Blackstone and Tricon announced their US$3.5-billion friendly acquisition in January, but details on what the Bermans stand to make from selling the family business were disclosed in a regulatory document filed late last week. David Berman, who co-founded Tricon in 1988, will walk away with US$53.2-million, while his son Gary, who is Tricon’s chief executive officer, will get US$43.2-million. Both payouts largely stem from Tricon shares and stock options the two men own that will vest if the deal closes.
Tricon’s executive officers also have employment agreements that guarantee them a combined US$33-million in cash severance pay if they are fired within two years of the deal’s closing. While Blackstone can choose to enter into new employment contacts, it has not yet done so with any of the officers, according to the filing.
Blackstone and Tricon have been close business partners since 2020, when the private equity giant invested US$240-million in the rental property landlord. Blackstone also appointed a director to Tricon’s board.
Despite this relationship, some investors were surprised to see the Bermans sell the company they built from the ground up. The new filing sheds light on their thinking – including Tricon’s decision to accept a “no-shop” provision that prevented its board from soliciting rival takeover offers that might have delivered a higher price for shareholders.
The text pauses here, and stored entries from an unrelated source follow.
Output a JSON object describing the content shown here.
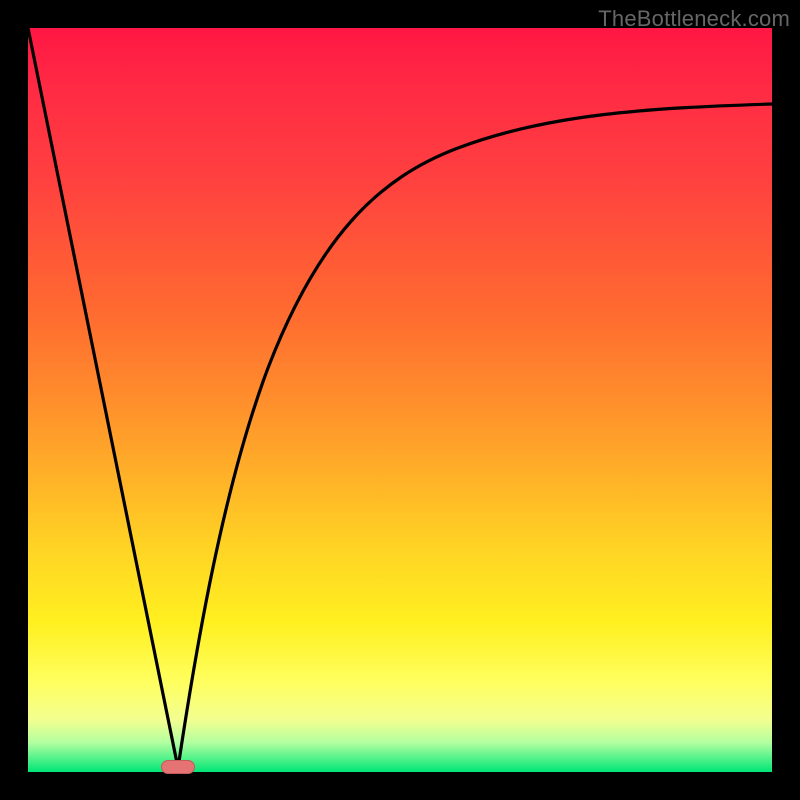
{
  "watermark": "TheBottleneck.com",
  "colors": {
    "frame": "#000000",
    "marker_fill": "#e57373",
    "marker_border": "#c25b5b",
    "curve": "#000000",
    "gradient_top": "#ff1744",
    "gradient_bottom": "#00e676"
  },
  "chart_data": {
    "type": "line",
    "title": "",
    "xlabel": "",
    "ylabel": "",
    "xlim": [
      0,
      100
    ],
    "ylim": [
      0,
      100
    ],
    "grid": false,
    "annotations": [
      "marker at minimum"
    ],
    "series": [
      {
        "name": "left-descending-line",
        "x": [
          0,
          20
        ],
        "values": [
          100,
          0
        ]
      },
      {
        "name": "right-growth-curve",
        "x": [
          20,
          25,
          30,
          35,
          40,
          45,
          50,
          55,
          60,
          65,
          70,
          75,
          80,
          85,
          90,
          95,
          100
        ],
        "values": [
          0,
          26,
          44,
          56,
          64,
          70,
          74,
          77,
          80,
          82,
          84,
          85.5,
          86.7,
          87.7,
          88.5,
          89.2,
          89.8
        ]
      }
    ],
    "marker": {
      "x": 20,
      "y": 0
    }
  }
}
Tricon largely owns single family housing in U.S. sun belt cities such as Atlanta, Dallas, Tampa and Phoenix. Rental housing in these locations has been a great investment for numerous landlords, yet by May, 2023, when Blackstone approached Gary Berman about a deal, Tricon’s shares were trading at roughly the same price they traded hands for in 2015 – which amounted to a roughly 40-per-cent discount to the company’s net asset value.
By that point, Tricon had already considered a number of options to boost its sagging share price, including moving its head office to the U.S. so that it would qualify for inclusion in a popular American real-estate stock market index. Tricon also held preliminary discussions with an unnamed U.S. real-estate investment trust about an all-share merger.
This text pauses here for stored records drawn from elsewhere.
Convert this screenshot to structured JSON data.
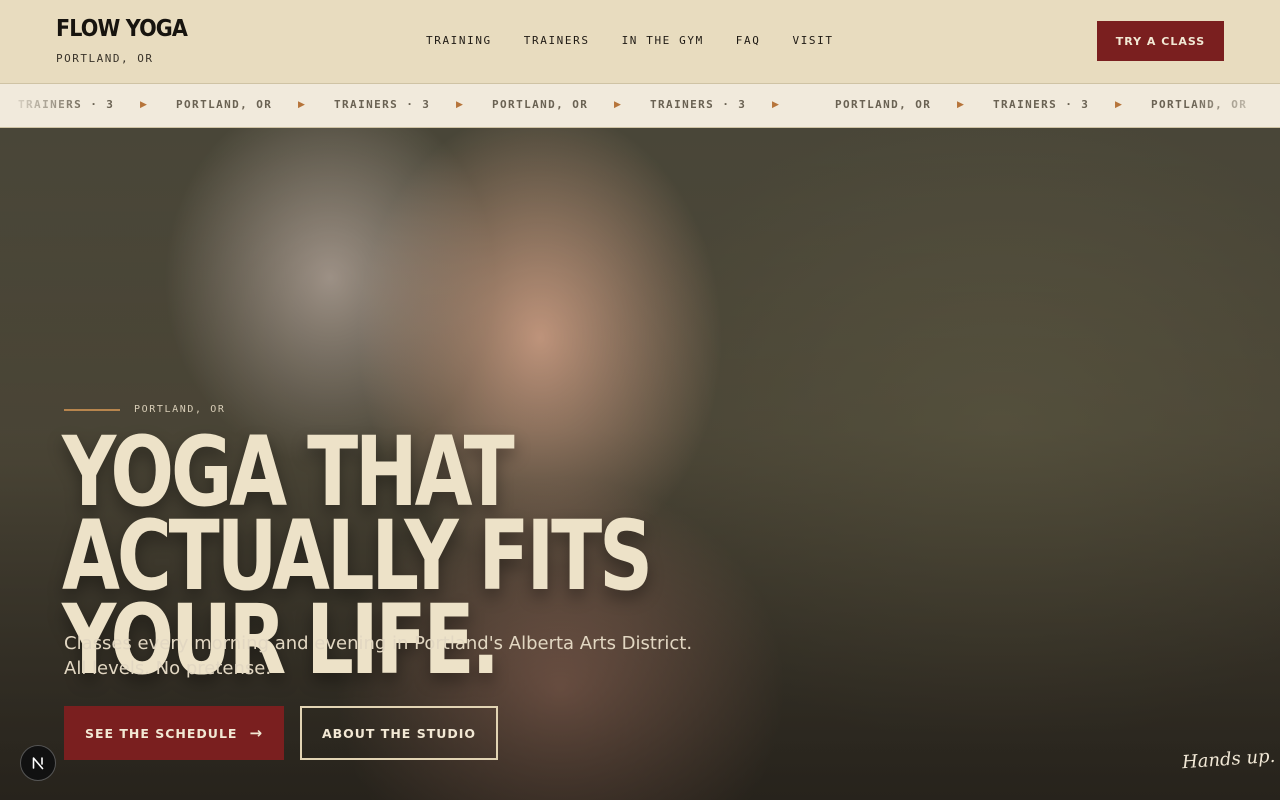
{
  "header": {
    "logo": {
      "title": "FLOW YOGA",
      "subtitle": "PORTLAND, OR"
    },
    "nav": [
      "TRAINING",
      "TRAINERS",
      "IN THE GYM",
      "FAQ",
      "VISIT"
    ],
    "cta_label": "TRY A CLASS"
  },
  "ticker": {
    "items": [
      "TRAINERS · 3",
      "PORTLAND, OR",
      "TRAINERS · 3",
      "PORTLAND, OR",
      "TRAINERS · 3",
      "PORTLAND, OR",
      "TRAINERS · 3",
      "PORTLAND, OR"
    ],
    "separator_icon": "triangle-right-icon",
    "separator_color": "#b6743a"
  },
  "hero": {
    "eyebrow": "PORTLAND, OR",
    "headline": [
      "YOGA THAT ACTUALLY FITS",
      "YOUR LIFE."
    ],
    "subcopy": [
      "Classes every morning and evening in Portland's Alberta Arts District.",
      "All levels. No pretense."
    ],
    "primary_button": {
      "label": "SEE THE SCHEDULE",
      "arrow": "→"
    },
    "secondary_button": {
      "label": "ABOUT THE STUDIO"
    },
    "script_text": "Hands up."
  },
  "colors": {
    "header_bg": "#e8dcbf",
    "accent": "#7a1f1f",
    "ticker_bg": "#f1eadc",
    "headline": "#ede2c8"
  }
}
With nothing major in the offing, Gary Berman entertained the initial talks with Blackstone and informed Tricon’s board about the idea. However, the discussions did not turn serious until last fall after the potential deal with a U.S. REIT collapsed. The potential buyer refused to a pay a premium to Tricon’s common share price, according to the filing.
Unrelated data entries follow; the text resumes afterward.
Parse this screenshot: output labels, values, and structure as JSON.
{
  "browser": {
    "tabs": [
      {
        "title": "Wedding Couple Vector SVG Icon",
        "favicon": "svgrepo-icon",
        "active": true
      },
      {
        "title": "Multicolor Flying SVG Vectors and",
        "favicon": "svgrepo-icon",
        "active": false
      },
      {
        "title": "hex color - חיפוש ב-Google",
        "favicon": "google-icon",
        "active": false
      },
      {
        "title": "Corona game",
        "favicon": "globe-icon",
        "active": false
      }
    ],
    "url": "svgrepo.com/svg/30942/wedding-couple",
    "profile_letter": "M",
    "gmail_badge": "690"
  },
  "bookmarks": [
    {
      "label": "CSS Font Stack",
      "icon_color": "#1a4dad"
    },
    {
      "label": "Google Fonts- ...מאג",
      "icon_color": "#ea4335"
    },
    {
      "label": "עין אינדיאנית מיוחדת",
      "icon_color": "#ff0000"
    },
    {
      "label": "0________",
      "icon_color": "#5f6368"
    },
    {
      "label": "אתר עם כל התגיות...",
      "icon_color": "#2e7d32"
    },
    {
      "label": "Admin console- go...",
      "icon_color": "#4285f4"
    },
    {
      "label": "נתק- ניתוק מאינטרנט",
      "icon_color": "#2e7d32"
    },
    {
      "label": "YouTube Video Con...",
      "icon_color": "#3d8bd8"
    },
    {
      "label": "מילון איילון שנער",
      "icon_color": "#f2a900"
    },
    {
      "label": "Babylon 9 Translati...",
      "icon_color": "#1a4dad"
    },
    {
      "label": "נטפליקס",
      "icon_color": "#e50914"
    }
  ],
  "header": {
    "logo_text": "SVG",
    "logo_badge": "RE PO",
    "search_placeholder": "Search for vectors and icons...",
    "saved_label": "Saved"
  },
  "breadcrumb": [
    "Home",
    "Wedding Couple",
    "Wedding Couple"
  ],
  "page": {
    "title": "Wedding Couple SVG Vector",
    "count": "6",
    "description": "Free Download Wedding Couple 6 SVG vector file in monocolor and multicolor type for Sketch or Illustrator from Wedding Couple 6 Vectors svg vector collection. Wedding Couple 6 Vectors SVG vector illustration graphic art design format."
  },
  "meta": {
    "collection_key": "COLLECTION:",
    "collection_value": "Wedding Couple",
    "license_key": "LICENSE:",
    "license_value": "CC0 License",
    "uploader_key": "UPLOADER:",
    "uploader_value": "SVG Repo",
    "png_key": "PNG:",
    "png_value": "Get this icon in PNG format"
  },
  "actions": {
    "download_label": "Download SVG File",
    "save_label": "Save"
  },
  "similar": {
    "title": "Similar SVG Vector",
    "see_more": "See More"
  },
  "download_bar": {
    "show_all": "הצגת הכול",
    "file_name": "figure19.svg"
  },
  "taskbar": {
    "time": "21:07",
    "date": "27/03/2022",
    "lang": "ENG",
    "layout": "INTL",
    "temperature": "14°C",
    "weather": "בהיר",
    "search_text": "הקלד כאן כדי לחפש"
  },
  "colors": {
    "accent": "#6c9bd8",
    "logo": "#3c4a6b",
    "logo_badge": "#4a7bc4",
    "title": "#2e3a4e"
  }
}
Blackstone initially offered US$11.00 in cash per common share, which Tricon’s board felt was inadequate. Blackstone came back shortly after with an offer of US$11.10 per share and also included the “no-shop” provision, partially offset by a two-tiered termination fee.
The two parties negotiated for four months, and Tricon ultimately accepted a bid worth US$11.25 per share, as well as the “no-shop” provision and the unique termination fee. If Tricon scraps the deal within 30 days in favour of a better proposal, it would have to pay Blackstone US$61-million, and if it did so after 60 days, the fee would be US$122-million.
Tricon’s special committee of board directors sought legal advice on the no-shop provision and ultimately supported it for a number of reasons, including a limited number of rival potential strategic and financial acquirers, and a lack of interest from any potential buyers after an activist investor took aim at Tricon last fall.
Tricon did not return a request for comment.